Lasserson DS, Chandratheva A, Giles MF et al. BMJ 2008; 337: a1569.

Daily omega-3 reduces risk of fatal CVD
A daily dose of omega-3 fatty acids could help to reduce the risk of cardiovascular events in patients who already have chronic heart failure, research in Italy suggests. Previous research has shown that omega-3 can help to keep the heart healthy. NICE guidelines recommend 7g of omega-3 fatty acids, from two to four portions of fish, per week. This latest study involved 6,975 patients who were randomly assigned either a daily dose of 1g of omega-3 polyunsaturated fatty acids or placebo. The patients were followed up over four years, during which the primary endpoint was death or admission to hospital for cardiovascular events. Overall, the patients taking omega-3 had a 14 per cent reduction in risk of death compared to patients on placebo. This means that if 56 patients took omega-3 daily for four years, one death from cardiovascular disease would be avoided.
European Society of Cardiology conference September 2008.

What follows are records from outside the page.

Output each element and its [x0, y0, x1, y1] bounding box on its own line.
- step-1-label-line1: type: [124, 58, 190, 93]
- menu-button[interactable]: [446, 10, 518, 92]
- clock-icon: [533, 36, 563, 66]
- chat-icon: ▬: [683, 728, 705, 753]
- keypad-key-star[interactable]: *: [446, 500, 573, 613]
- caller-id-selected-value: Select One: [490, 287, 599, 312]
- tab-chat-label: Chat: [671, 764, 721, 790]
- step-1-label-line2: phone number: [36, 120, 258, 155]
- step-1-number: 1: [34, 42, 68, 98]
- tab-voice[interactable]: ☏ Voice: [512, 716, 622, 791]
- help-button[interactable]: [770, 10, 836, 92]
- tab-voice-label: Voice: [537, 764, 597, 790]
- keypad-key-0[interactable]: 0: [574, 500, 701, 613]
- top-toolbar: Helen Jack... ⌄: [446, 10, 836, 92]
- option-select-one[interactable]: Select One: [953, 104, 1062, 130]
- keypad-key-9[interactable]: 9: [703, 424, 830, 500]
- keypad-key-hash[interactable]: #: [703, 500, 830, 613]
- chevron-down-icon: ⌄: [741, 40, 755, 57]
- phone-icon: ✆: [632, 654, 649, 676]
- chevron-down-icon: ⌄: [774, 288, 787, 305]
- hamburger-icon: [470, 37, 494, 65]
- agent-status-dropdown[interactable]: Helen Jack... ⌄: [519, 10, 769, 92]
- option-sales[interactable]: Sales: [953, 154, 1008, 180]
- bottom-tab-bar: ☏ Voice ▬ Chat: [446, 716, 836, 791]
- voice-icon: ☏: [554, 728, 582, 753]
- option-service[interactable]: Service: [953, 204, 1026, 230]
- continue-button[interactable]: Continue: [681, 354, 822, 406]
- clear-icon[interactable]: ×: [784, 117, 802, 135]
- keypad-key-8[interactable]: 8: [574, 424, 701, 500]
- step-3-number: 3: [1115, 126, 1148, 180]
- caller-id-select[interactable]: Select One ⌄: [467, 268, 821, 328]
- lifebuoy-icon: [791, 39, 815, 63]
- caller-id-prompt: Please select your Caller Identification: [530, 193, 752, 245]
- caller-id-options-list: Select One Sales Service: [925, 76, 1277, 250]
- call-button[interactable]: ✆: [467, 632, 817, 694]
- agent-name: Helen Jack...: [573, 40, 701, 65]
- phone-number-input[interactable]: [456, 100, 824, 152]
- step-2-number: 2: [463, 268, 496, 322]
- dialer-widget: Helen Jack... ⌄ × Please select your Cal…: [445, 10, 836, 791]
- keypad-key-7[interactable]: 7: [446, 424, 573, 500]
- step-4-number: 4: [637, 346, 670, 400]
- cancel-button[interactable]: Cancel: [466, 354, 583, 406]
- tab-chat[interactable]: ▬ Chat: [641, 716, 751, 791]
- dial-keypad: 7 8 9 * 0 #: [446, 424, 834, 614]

Statin ineffective for heart patients
Taking rosuvastatin does not reduce the risk of cardiovascular events in heart failure patients, a study from Italy has shown. Researchers assigned 2,285 patients to receive rosuvastatin 10mg daily and 2,289 patients to placebo. At the end of the three-year study, the researchers found that 29 per cent of patients in the rosuvastatin group died from any cause, compared with 28 per cent of those in the placebo group. The results also showed that 57 per cent of patients taking rosuvastatin were admitted to hospital over the course of the study, compared with 56 per cent of those in the placebo group.
European Society of Cardiology conference September 2008.

Unmet need for primary prevention in CVD
One in three people at high risk of developing cardiovascular disease (CVD) over the next 10 years have not been diagnosed, according to a national screening project. Researchers at Oxford University conducted a CVD screening programme in 35 towns, involving 27,776 men and 43,261 women aged 18 years or more. Estimated 10-year CVD risk was calculated using the Joint British Societies' risk equation and risk categories. The results suggest that 7.9 million people have already been diagnosed with CVD or have a medically recognised risk of developing it in the next 10 years. However, a further 2.8 million men and 900,000 women at high risk have not been diagnosed. The researchers say there is a substantial unmet need for primary prevention, particularly among middle-aged men.
Neil HA, Perera R, Armitage JM et al. Int J Clin Pract 2008; 62(9): 1322-31.

Didhgeridoo could have a role in helping sleep apnoea patients
Playing the didgeridoo can improve quality of sleep in patients who have sleep apnoea, UK research suggests. According to the study, playing the instrument improved sleep quality by strengthening muscles in the throat and upper airways.
European Sleep Research Society conference, Glasgow 2008.